В случае соседей России на постсоветском пространстве эти расхождения в перспективе и историческом нарративе перекрываются дальнейшими различиями в национальных интересах. В предыдущих очерках я отметил ряд нестыковок восприятия, которые существуют между русскими и украинцами, грузинами и прибалтами. В то время как люди склонны сосредотачиваться на самых непримиримых разногласиях между Россией и некоторыми из ее наиболее решительно настроенных соседей, было бы полезно взглянуть на расхождения во взглядах на будущее у России и ее ближайших постсоветских партнеров. Рассмотрим Белоруссию, Армению и Казахстан.

Белорусы известны своими пророссийскими настроениями, вовсе не торопятся вступать в ЕС, не говоря уже о НАТО, и по сути используют русский язык вместо белорусского. В 1996 году правительства России и Белоруссии создали «Союзное государство», призванное стать своего рода федерацией или содружеством, объединяющим обе страны. Многие ожидали, что оно станет подходящим средством для ускорения процесса возвращения Белоруссии в состав России. Такой поворот событий мог представляться белорусскому президенту Александру Лукашенко вполне заманчивым, когда оказалось, что, будучи лидером «Союзного государства», он может обходными путями выбраться в де-факто правители России к тому времени, как стареющий и больной Борис Ельцин покинет сцену. Многим российским националистам такая перспектива казалась разумным компромиссом, позволявшим вернуть Белоруссию в круг российских единомышленников.

Когда же Ельцин помазал на царство своего преемника Владимира Путина, все планы по разработке этого проекта оказались сорваны. Интерес Минска к дальнейшей интеграции «Союзного государства» ослаб, когда стало ясно, что в предлагаемый Лукашенко комплект не входит большой кремлевский офис. Хотя россияне и упрекали Лукашенко в том, что его интеграционистский пыл утих, никого, должно быть, не удивило отсутствие у него заинтересованности в обмене президентства независимой страны на губернаторство одной из российских областей с последующей потерей не только престижа, но и базовых гарантий работы.

Публичные споры Минска и Москвы могут отличаться горячей риторикой и порою даже создавать впечатление назревающего конфликта. Но в конечном итоге они свидетельствуют не о характере отношений Белоруссии и России, а о том, сколько Москва готова платить за верность и стабильность режима Лукашенко — вопрос не принципа, а цены. Более значительным событием является постепенное и чрезвычайно осторожное утверждение белорусской национальной идентичности со своим собственным историческим повествованием, противоречащим московскому. Показателем этой тенденции являются оценки средневекового Великого княжества Литовского как согласованного совместного предприятия литовцев и белорусов, дававшего обеим странам конкретные преимущества. Такой взгляд на Великое княжество как на благоприятный симбиоз расходится с историческим нарративом Москвы, согласно которому Литва является завоевателем и эксплуататором, сеющим раздор среди русского народа. Эти исторические разногласия могут показаться слишком мудреными и надуманными, но все понимают, что разные взгляды на прошлое Белоруссии представляют несовместимые оценки судьбы страны.

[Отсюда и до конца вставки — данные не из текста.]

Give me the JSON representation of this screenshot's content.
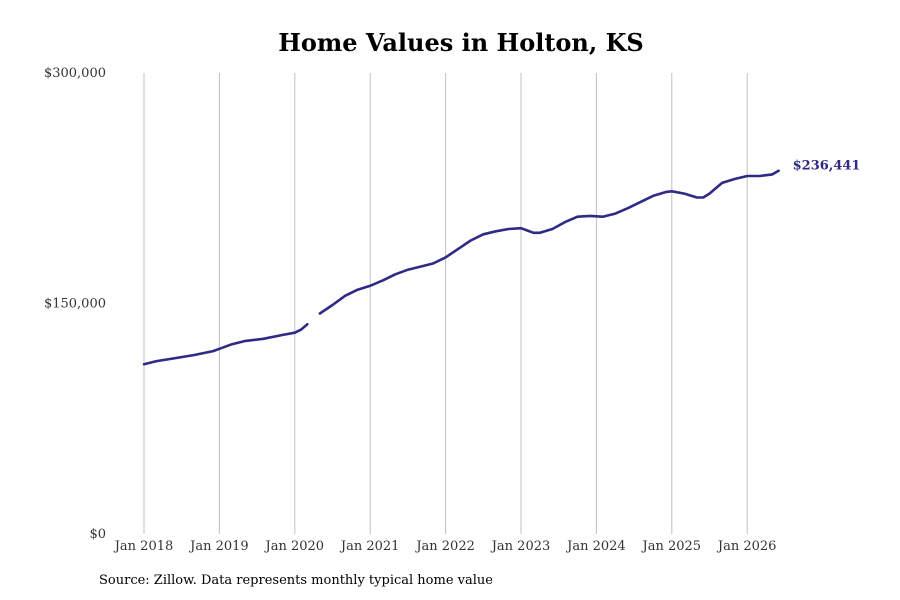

На проекте реинтеграции Белоруссии негативно сказывается и напряженность, создаваемая русско-украинской войной. В то время как белорусы оценивают сомнительные преимущества собственного прифронтового статуса в противостоянии России с Западом — не говоря уже о перспективах того, что белорусские мужчины в один прекрасный день могут быть призваны сражаться на Северном Кавказе, в Донбассе, Сирии или бог знает где еще — стремление к воссоединению само собой ослабевает. Хотя белорусы в большинстве своем по-прежнему будут благосклонно относиться к Москве, идея плавной, «естественной» реабсорбции Белоруссии Россией выглядит все более сомнительной.

Случай с Арменией совершенно иной, но по-своему показательный.

Российская империя, а позднее и Советский Союз служили убежищем для армян, спасавшихся от нищеты, преследований или откровенной резни или стремившихся возродить некоторое подобие национальной жизни Армении в рамках концепции Армянской ССР. Постсоветская Армения окружена враждебными соседями и всецело полагается на помощь и гарантии безопасности, предоставляемые Россией. Таким образом, в мире найдется немного стран, у которых есть большие основания испытывать благодарность по отношению к Москве, чем у Армении.

Вот почему русские с таким изумлением отреагировали на установление в Ереване памятника Гарегину Тер-Арутюняну, известному как Гарегин Нжде, человеку, который принимал участие в армянской национально-освободительной борьбе начала 20-го века не только против турок, но и против Советов, и даже сотрудничал с нацистами в ходе Второй мировой войны, дабы продвинуть дело независимости Армении. Это противоречие подчеркивает тот факт, что армяне, даже высоко ценя российскую протекцию как в прошлом, так и в настоящем, тем не менее сохраняют свою собственную национальную перспективу по таким вопросам, как советское подавление независимости Армении в 1920 году, границы, очерченные Москвой на Южном Кавказе в 1920-е годы, и физическая ликвидация армянской интеллигенции в ходе сталинских чисток. Более того, учитывая важность западной гуманитарной поддержки и помощи развитию, а также крупные армянские диаспоры в таких странах, как США и Франция, после 2014 года Ереван не собирается ради солидарности с Москвой сжигать мосты с Западом. Какими бы близкими ни были ее отношения с Россией, Армения не откажется от собственных национальных интересов или перспектив и будет настаивать на чествовании своих национальных героев.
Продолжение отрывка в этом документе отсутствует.